Friendship shouldn’t be based on your waistline, marital or career status, it should be because you just get along and enjoy each other’s company. My experience is that most women thrive on drama. I did have brunch with my friend of 17 years who had invited a few of her other friends. All of the women around the table were beautiful professional women who shared their journey in their careers while enjoying a delicious breakfast. It was such an inspiring afternoon to be around career-oriented women who were not catty, but kind and conversational. Needless to say, forming new friendships hasn’t come easy to me. And today, my priorities are totally different. I need to put that energy into my marriage, my children, my full-time career, and my side business as a writer and P.R. pro. Other than my 17-year friendship, I have no interest in any other female friends primarily because I have no time and I don’t trust easily. If I think you aren’t a friend, I will leave you alone quickly. I don’t want a bunch of fake girlfriends just to say I’ve got friends in my life. All of it has to be real or not at all.

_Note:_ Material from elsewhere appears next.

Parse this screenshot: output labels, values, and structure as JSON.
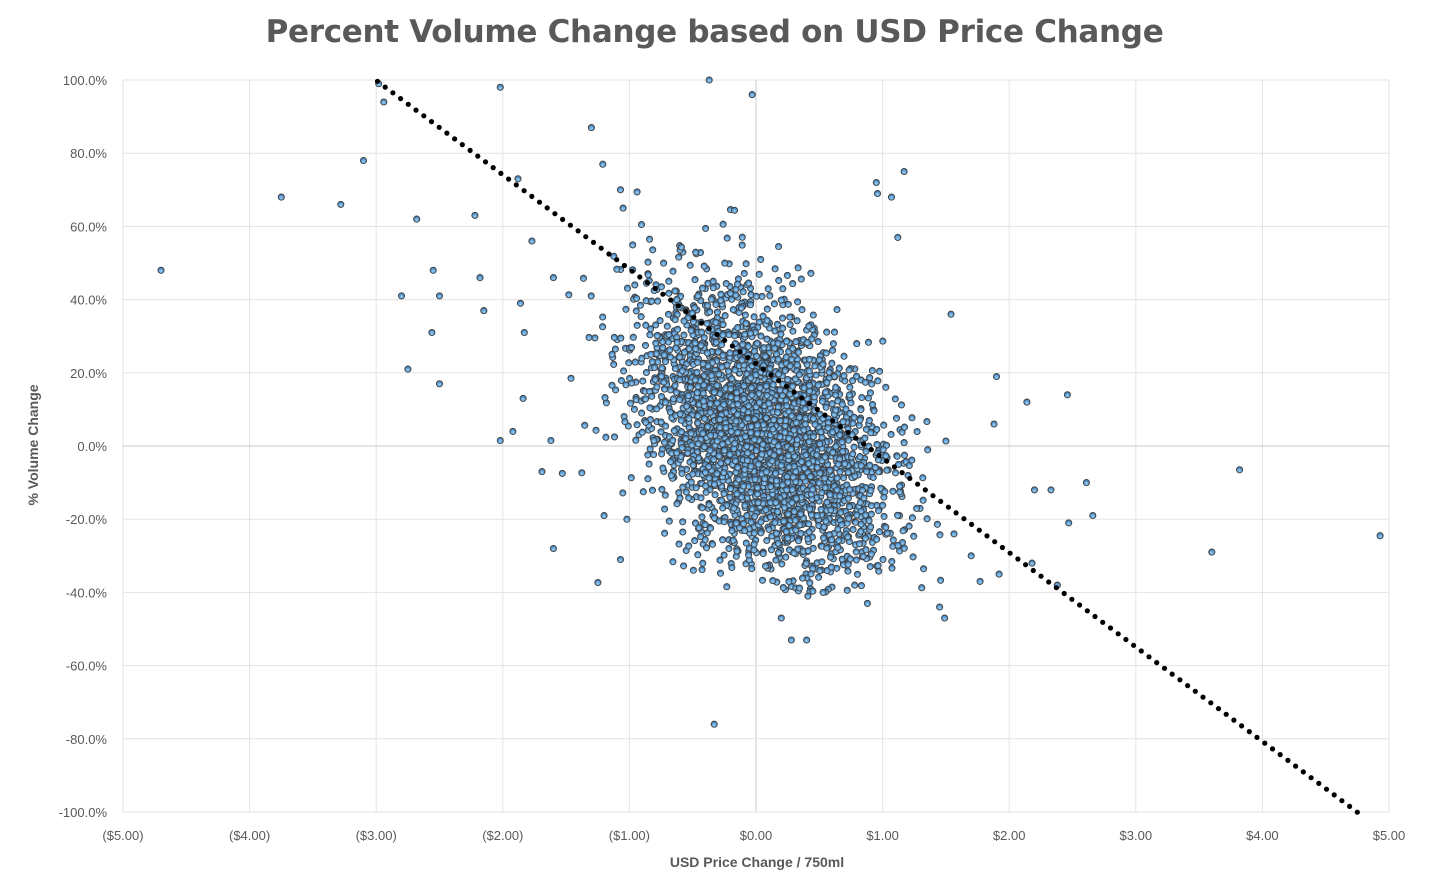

Yes, I’ve always been different. The experiences of my youth and as I grew into an adult have prepared me for the life I lead. Today, I thrive on those differences and welcome them. I express who I am with confidence and understand that my journey is unique and just as it should be. Yes, the road gets bumpy. My marriage and business are definitely a work in progress, but the journey is made all the more sweet by the struggles I’ve overcome, the loneliness I grew to enjoy during my single years, and the challenges that surprisingly made me stronger as a wife, mother, and professional.

I want to age gracefully, drop 20 pounds by my 45th birthday, secure a senior level position at a University and put an African-American owned college on the map while staying true to family commitments and business relationships. I have faith in God that I’ll do it all with grace and style…at least, that’s the plan.